Another aspect of this final alignment is that the return spot to the PSM will not be a perfect spot but will be aberrated due to the optical design of the spectrometer. But the aberrated spot should be of a size and shape consistent with the design of the spectrometer. If it is not the expected spot it is clear something is wrong with one or more of the optics. Actually, at each previous step in the alignment a serious figure error in any of the optics will be noticed. The PSM has the ability to sense asymmetry in the image down to a level of 1/8th to 1/10th wave. If there are figure errors of these magnitudes, they will be apparent in the “Star test” image10, 11,12 as each of the optics is aligned. This means that errors in assembly can be caught before the entire system is put together, and before having to figure out which element is to blame for the lack of system performance.

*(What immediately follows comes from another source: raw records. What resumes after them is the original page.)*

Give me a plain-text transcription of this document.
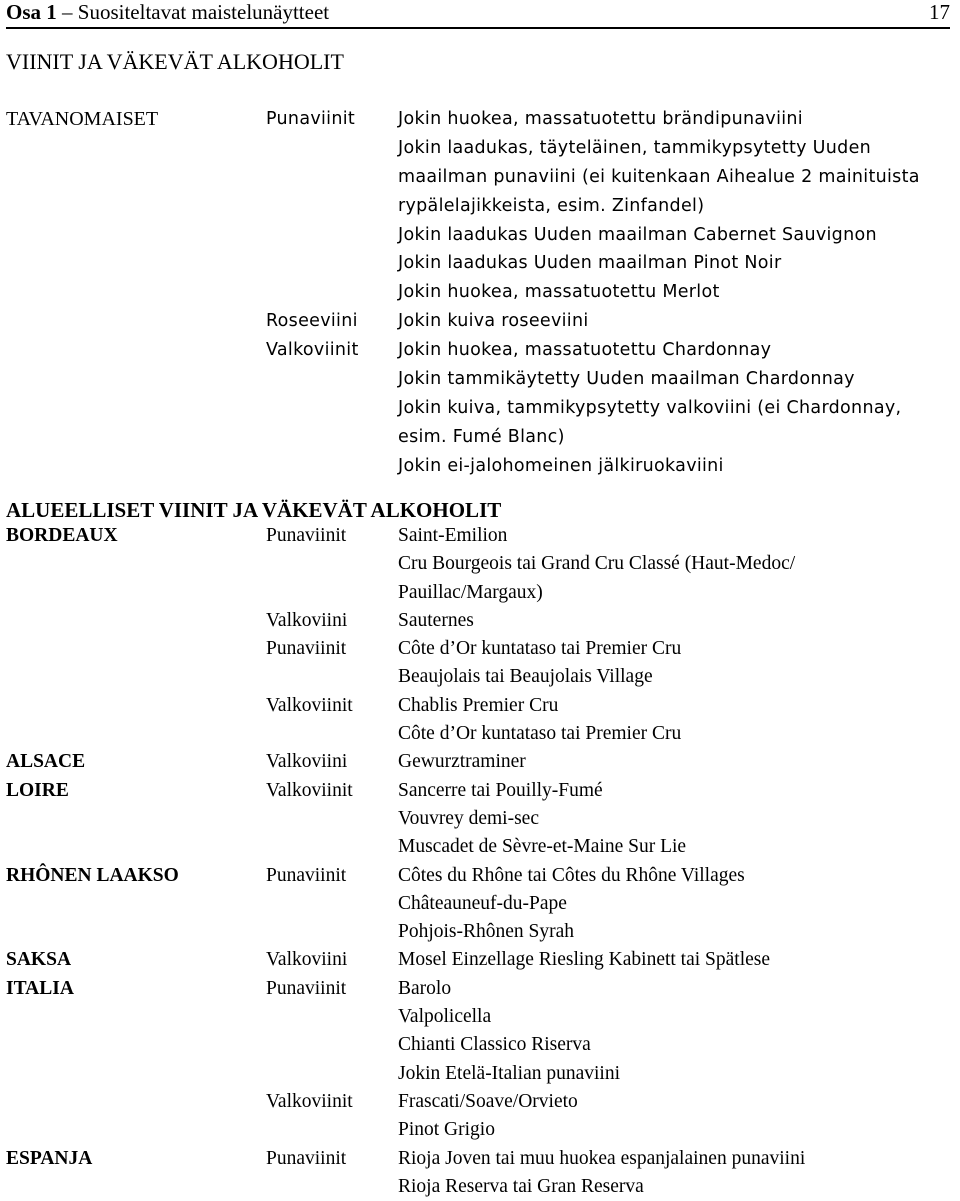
Osa 1 – Suositeltavat maistelunäytteet	17
VIINIT JA VÄKEVÄT ALKOHOLIT
TAVANOMAISET	Punaviinit Jokin huokea, massatuotettu brändipunaviini
Jokin laadukas, täyteläinen, tammikypsytetty Uuden
maailman punaviini (ei kuitenkaan Aihealue 2 mainituista
rypälelajikkeista, esim. Zinfandel)
Jokin laadukas Uuden maailman Cabernet Sauvignon
Jokin laadukas Uuden maailman Pinot Noir
Jokin huokea, massatuotettu Merlot
Roseeviini Jokin kuiva roseeviini
Valkoviinit Jokin huokea, massatuotettu Chardonnay
Jokin tammikäytetty Uuden maailman Chardonnay
Jokin kuiva, tammikypsytetty valkoviini (ei Chardonnay,
esim. Fumé Blanc)
Jokin ei-jalohomeinen jälkiruokaviini
ALUEELLISET VIINIT JA VÄKEVÄT ALKOHOLIT
BORDEAUX	Punaviinit	Saint-Emilion
Cru Bourgeois tai Grand Cru Classé (Haut-Medoc/
Pauillac/Margaux)
Valkoviini	Sauternes
Punaviinit	Côte d’Or kuntataso tai Premier Cru
Beaujolais tai Beaujolais Village
Valkoviinit Chablis Premier Cru
Côte d’Or kuntataso tai Premier Cru
ALSACE	Valkoviini	Gewurztraminer
LOIRE	Valkoviinit Sancerre tai Pouilly-Fumé
Vouvrey demi-sec
Muscadet de Sèvre-et-Maine Sur Lie
RHÔNEN LAAKSO	Punaviinit	Côtes du Rhône tai Côtes du Rhône Villages
Châteauneuf-du-Pape
Pohjois-Rhônen Syrah
SAKSA	Valkoviini	Mosel Einzellage Riesling Kabinett tai Spätlese
ITALIA	Punaviinit	Barolo
Valpolicella
Chianti Classico Riserva
Jokin Etelä-Italian punaviini
Valkoviinit Frascati/Soave/Orvieto
Pinot Grigio
ESPANJA	Punaviinit	Rioja Joven tai muu huokea espanjalainen punaviini
Rioja Reserva tai Gran Reserva
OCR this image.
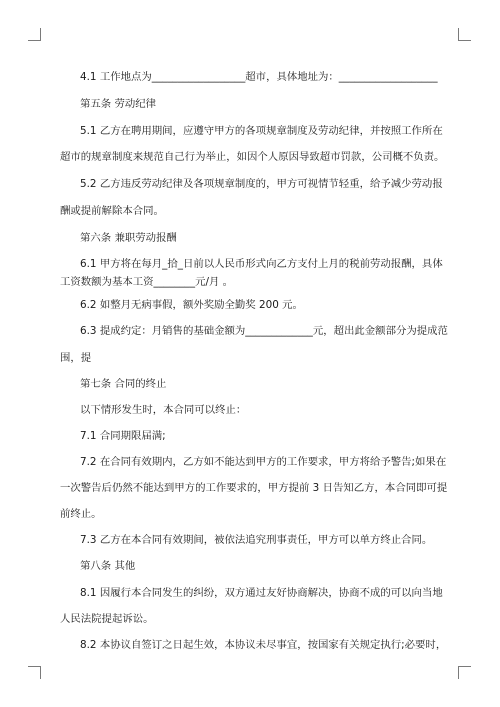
4.1 工作地点为__________________超市，具体地址为：___________________
第五条 劳动纪律
5.1 乙方在聘用期间，应遵守甲方的各项规章制度及劳动纪律，并按照工作所在
超市的规章制度来规范自己行为举止，如因个人原因导致超市罚款，公司概不负责。
5.2 乙方违反劳动纪律及各项规章制度的，甲方可视情节轻重，给予减少劳动报
酬或提前解除本合同。
第六条 兼职劳动报酬
6.1 甲方将在每月_拾_日前以人民币形式向乙方支付上月的税前劳动报酬，具体
工资数额为基本工资________元/月 。
6.2 如整月无病事假，额外奖励全勤奖 200 元。
6.3 提成约定：月销售的基础金额为_____________元，超出此金额部分为提成范
围，提
第七条 合同的终止
以下情形发生时，本合同可以终止：
7.1 合同期限届满;
7.2 在合同有效期内，乙方如不能达到甲方的工作要求，甲方将给予警告;如果在
一次警告后仍然不能达到甲方的工作要求的，甲方提前 3 日告知乙方，本合同即可提
前终止。
7.3 乙方在本合同有效期间，被依法追究刑事责任，甲方可以单方终止合同。
第八条 其他
8.1 因履行本合同发生的纠纷，双方通过友好协商解决，协商不成的可以向当地
人民法院提起诉讼。
8.2 本协议自签订之日起生效，本协议未尽事宜，按国家有关规定执行;必要时，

Fig. 12 Check of the grating zero angle by double passing the spectrometer off a ball at the exit slit

Conclusion

We have explained what an autostigmatic microscope is, and how it can be used for measuring optical surface radii. I have also described how a modern version of an ASM was developed over a number of years as my familiarity with its use expanded and as technological advances were made in many useful components that became part of the final Point Source Microscope. Finally we showed an application of using the PSM for alignment of optical components and showed how an ASM acts as a transfer device from ethereal optical conjugates to fixed mechanical references.

References

1 Steel, W. H., “The Autostigmatic Microscope”, Optics and Lasers in Engineering, 4, 217-27, (1983). 

2 Drysdale, C. V., “ON A SIMPLE DIRECT METHOD OF DETERMINING THE CURVATURES OF SMALL LENSES”, Transactions of the Optical Society of London, pp. 1-12, 1900.

3 Smith, W. J., Modern Optical Engineering, 3rd ed., McGraw-Hill, New York, (2000), p. 584.

4 Malacara, D., Optical Shop Testing, 3rd ed., Wiley & Sons, NJ, (2007).

5 Korsch, D., Reflective Optics, Academic Press, San Diego, CA, (1991), p. 15.

6 Gaertner Scientific, http://www.gaertnerscientific.com/microscopes/main.htm

7 https://directory.eoportal.org/web/eoportal/satellite-missions/s/skylab

8 Parks, R. E., “Optical tests using fibers, balls and Ronchi gratings”, OSA OF&T Workshop, Mills College, Oakland, CA (1980).

9 Smith, W. S., “Versatile interferometer for shop use,” Proc SPIE 192, 16 (1979).

10 Malacara, op. sit., pp. 398-420, particularly pp. 418-9.

11 Richard, H., Star testing astronomical telescopes, William-Bell, Inc. (1997) pp. 9-13.

12 Parks, R. E., “Using image symmetries to uniquely align aspheric mirrors to a focus and axis”, Proc. SPIE, 12222, 1222205 (2022).